The fact that “wisdom” requires prayer before its attainment portrays the kingdom of God as a gift of God and not something to be bought through personal initiative and strength. The Kingdom of Heaven is the recognition of the God of that kingdom as the God of everybody. He is our God and our Father. To forget the least of the little ones is to forget God, no matter how perfectly we think we are keeping the LAW. “Like father like son, like mother like daughter” makes the imitation of God’s love and compassion our example to follow. The LAW is for human beings, not human beings for the LAW. There must be the wisdom of God that leads to the recognition of universal humanity in God. For Christ to summarize the whole commandment as “love of God and neighbor” is to emphasize the inseparability of LAW and LOVE. It is love that makes a man to leave his father and mother to be joined to his wife; it is love that makes one leave home, family and possessions to go preach the gospel.
The rich-young-man only realizes the meaning of the WORD OF GOD in contradiction to the LAW OF GOD, when Jesus confronts him with the power of love and responsibility. This is the meaning of our second reading, that the word of God has to challenge us to our responsibilities and duties to one another and God himself – “Indeed the word of God is living and effective, sharper than any two-edged sword, penetrating even between soul and spirit, joints and marrow, and able to discern reflections and thoughts of the heart”. The love of neighbor must go beyond the requirements of the law to encompass God’s design for his creatures. Every sin against love must be accounted for. To dispossess the poor of their livelihood, as we do today as politicians and religious people, stealing from the poor in the name of God and service to our respective nations and churches, await God’s stern judgment.

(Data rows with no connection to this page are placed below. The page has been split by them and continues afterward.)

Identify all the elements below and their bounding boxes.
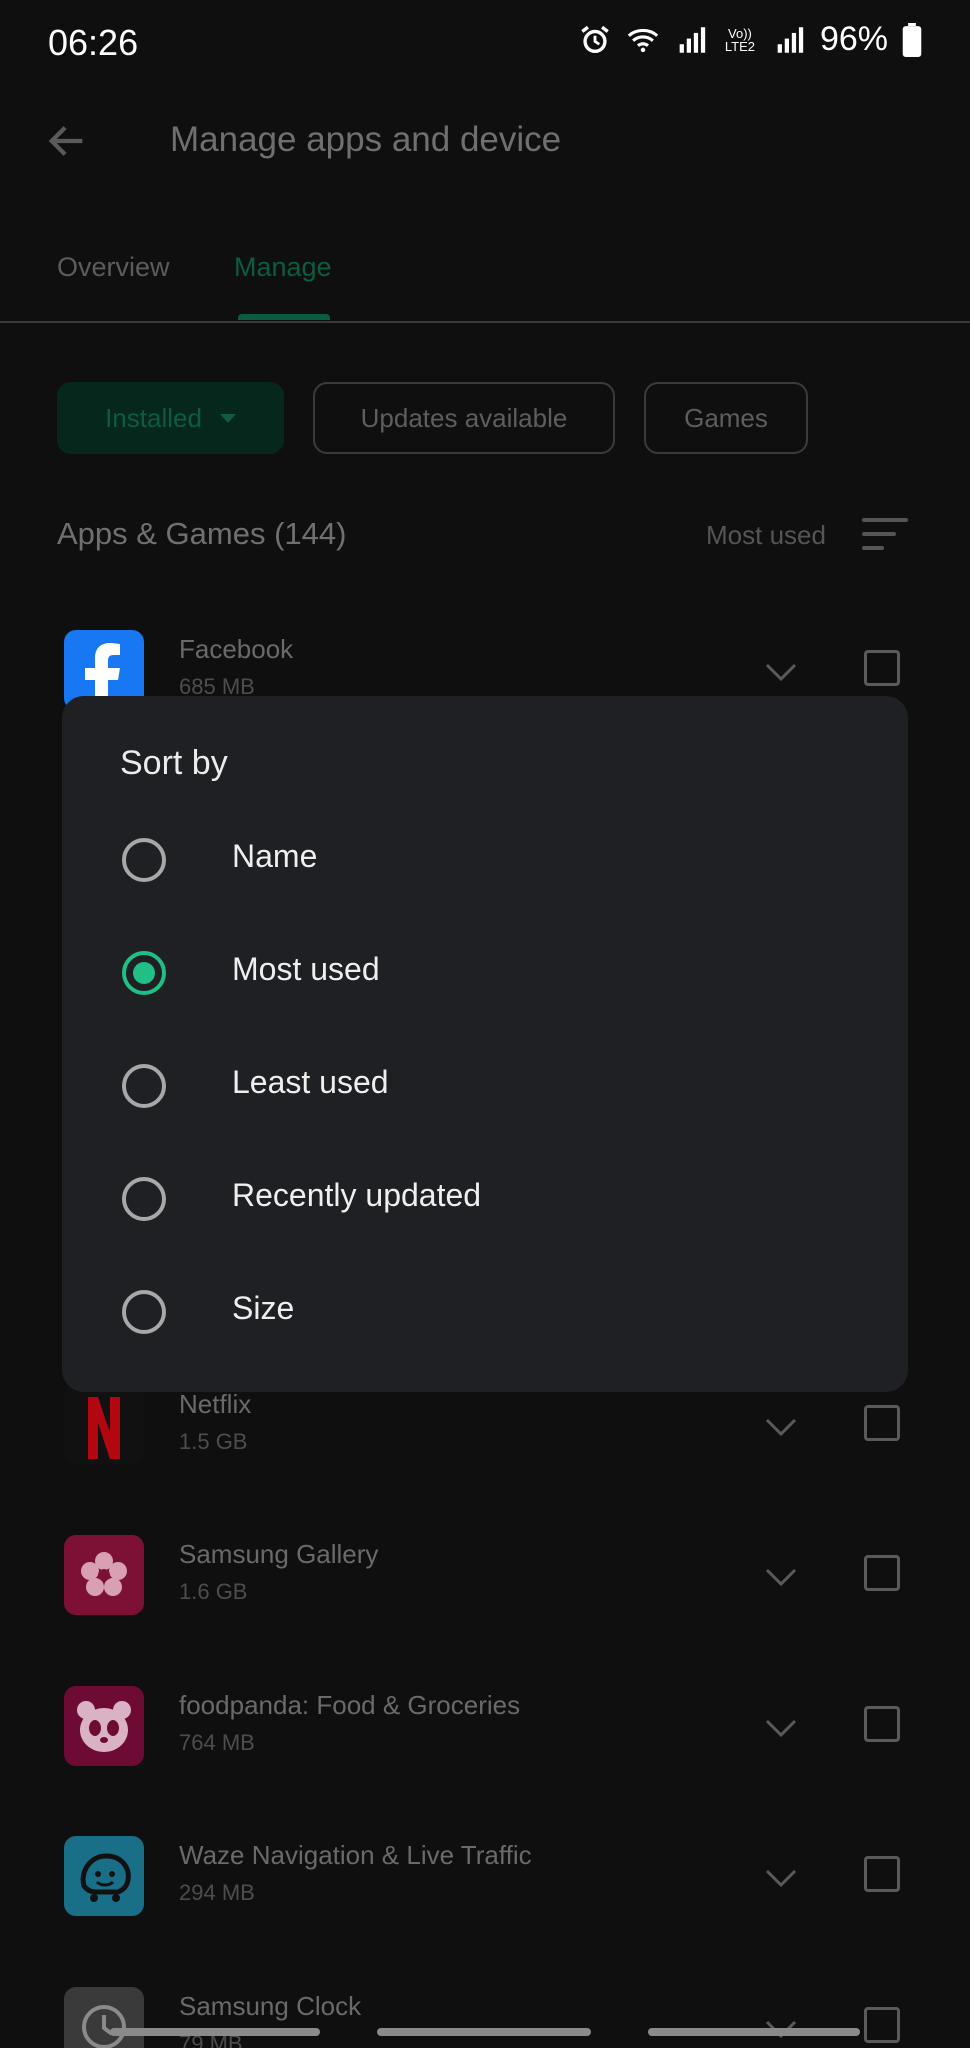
battery-icon — [902, 22, 922, 57]
list-item[interactable]: Samsung Clock 79 MB — [0, 1977, 970, 2048]
app-name: foodpanda: Food & Groceries — [179, 1690, 521, 1720]
status-time: 06:26 — [48, 22, 139, 63]
app-size: 764 MB — [179, 1730, 255, 1755]
app-checkbox[interactable] — [864, 1555, 900, 1591]
sort-option-recently-updated[interactable]: Recently updated — [62, 1147, 908, 1260]
dropdown-caret-icon — [219, 413, 236, 423]
list-item[interactable]: foodpanda: Food & Groceries 764 MB — [0, 1676, 970, 1796]
waze-icon — [64, 1836, 144, 1916]
app-size: 294 MB — [179, 1880, 255, 1905]
radio-button[interactable] — [122, 838, 166, 882]
app-name: Netflix — [179, 1389, 252, 1419]
radio-button-selected[interactable] — [122, 951, 166, 995]
list-item[interactable]: Waze Navigation & Live Traffic 294 MB — [0, 1826, 970, 1946]
sort-dialog: Sort by Name Most used Least used Recent… — [62, 696, 908, 1392]
option-label: Recently updated — [232, 1177, 482, 1213]
radio-button[interactable] — [122, 1177, 166, 1221]
page-title: Manage apps and device — [170, 120, 562, 159]
tab-active-indicator — [238, 314, 330, 320]
app-name: Samsung Clock — [179, 1991, 362, 2021]
dialog-title: Sort by — [120, 744, 228, 782]
list-item[interactable]: Samsung Gallery 1.6 GB — [0, 1525, 970, 1645]
clock-icon — [64, 1987, 144, 2048]
radio-button[interactable] — [122, 1290, 166, 1334]
app-size: 1.6 GB — [179, 1579, 248, 1604]
option-label: Size — [232, 1290, 295, 1326]
alarm-icon — [581, 25, 609, 53]
sort-option-least-used[interactable]: Least used — [62, 1034, 908, 1147]
option-label: Most used — [232, 951, 380, 987]
app-checkbox[interactable] — [864, 2007, 900, 2043]
sort-option-most-used[interactable]: Most used — [62, 921, 908, 1034]
games-chip[interactable]: Games — [644, 382, 808, 454]
sort-icon[interactable] — [862, 518, 908, 552]
tab-manage[interactable]: Manage — [234, 252, 332, 283]
updates-available-chip[interactable]: Updates available — [313, 382, 615, 454]
chevron-down-icon[interactable] — [764, 1567, 798, 1587]
tab-overview[interactable]: Overview — [57, 252, 170, 283]
signal-icon — [679, 26, 706, 53]
back-arrow-icon[interactable] — [44, 118, 90, 164]
chevron-down-icon[interactable] — [764, 1417, 798, 1437]
netflix-icon — [64, 1385, 144, 1465]
sort-option-name[interactable]: Name — [62, 808, 908, 921]
signal-2-icon — [777, 26, 804, 53]
sort-option-size[interactable]: Size — [62, 1260, 908, 1373]
gallery-flower-icon — [64, 1535, 144, 1615]
nav-recents-pill[interactable] — [110, 2028, 320, 2036]
chevron-down-icon[interactable] — [764, 662, 798, 682]
nav-home-pill[interactable] — [377, 2028, 591, 2036]
app-size: 1.5 GB — [179, 1429, 248, 1454]
sort-label[interactable]: Most used — [706, 520, 826, 551]
app-checkbox[interactable] — [864, 650, 900, 686]
app-checkbox[interactable] — [864, 1856, 900, 1892]
network-label: Vo)) LTE2 — [724, 25, 755, 54]
battery-percent: 96% — [819, 20, 888, 58]
nav-back-pill[interactable] — [648, 2028, 860, 2036]
chevron-down-icon[interactable] — [764, 1718, 798, 1738]
status-icons: Vo)) LTE2 96% — [578, 20, 922, 59]
list-item[interactable]: Netflix 1.5 GB — [0, 1375, 970, 1495]
installed-chip-label: Installed — [105, 402, 202, 433]
radio-button[interactable] — [122, 1064, 166, 1108]
app-name: Facebook — [179, 634, 294, 664]
wifi-icon — [627, 28, 659, 52]
tabs-divider — [0, 321, 970, 323]
installed-filter-chip[interactable]: Installed — [57, 382, 284, 454]
app-checkbox[interactable] — [864, 1405, 900, 1441]
apps-count-title: Apps & Games (144) — [57, 516, 347, 551]
chevron-down-icon[interactable] — [764, 1868, 798, 1888]
option-label: Least used — [232, 1064, 389, 1100]
app-checkbox[interactable] — [864, 1706, 900, 1742]
panda-icon — [64, 1686, 144, 1766]
app-name: Waze Navigation & Live Traffic — [179, 1840, 532, 1870]
option-label: Name — [232, 838, 318, 874]
app-name: Samsung Gallery — [179, 1539, 379, 1569]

The commandments of God metamorphose into love when our neighbors no longer constitute obstacles to our wellbeing; rather, let their joys become ours, and we share in their sorrows. We must realize that we are all children of God, whether rich or poor, old or young, ill or well. The one thing we lack is love of the other, and the readiness to dispossess ourselves of our own comforts and goods in order to enrich the other. We need to ask God for a generous and liberal heart and hands to share our resources with the needy. As God’s children, ours must be “like Father like children”!

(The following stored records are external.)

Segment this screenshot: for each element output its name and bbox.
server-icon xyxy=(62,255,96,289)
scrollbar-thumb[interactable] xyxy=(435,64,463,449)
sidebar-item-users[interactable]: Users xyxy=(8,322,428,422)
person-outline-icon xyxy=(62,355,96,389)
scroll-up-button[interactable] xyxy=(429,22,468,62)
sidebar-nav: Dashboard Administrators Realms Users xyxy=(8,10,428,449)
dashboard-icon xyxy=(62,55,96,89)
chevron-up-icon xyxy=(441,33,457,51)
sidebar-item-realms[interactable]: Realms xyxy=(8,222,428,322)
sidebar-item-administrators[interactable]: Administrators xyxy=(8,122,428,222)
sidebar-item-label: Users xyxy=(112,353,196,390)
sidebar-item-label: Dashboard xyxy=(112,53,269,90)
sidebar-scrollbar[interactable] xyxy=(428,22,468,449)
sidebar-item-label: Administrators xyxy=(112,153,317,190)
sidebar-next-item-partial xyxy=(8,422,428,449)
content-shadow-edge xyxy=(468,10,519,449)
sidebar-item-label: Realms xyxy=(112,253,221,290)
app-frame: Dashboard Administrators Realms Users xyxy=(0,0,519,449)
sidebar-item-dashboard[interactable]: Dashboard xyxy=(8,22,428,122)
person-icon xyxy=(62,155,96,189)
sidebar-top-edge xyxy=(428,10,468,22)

Let’s conclude with a story: A Catholic couple lived under the same roof but were not talking to each other. One day, the husband returns from Mass and starts singing a romantic song to the wife, something unusual of him. He goes ahead to lift his wife in his arms and sings along. In her surprise, she asks him the meaning of it all. He says to her, Father asks us in his homily to go back home to carry our burdens!
May you carry the burdens of the poor gladly this week!
Assignment for the Week:
Do something this week that will warrant a neighbor to see God in you!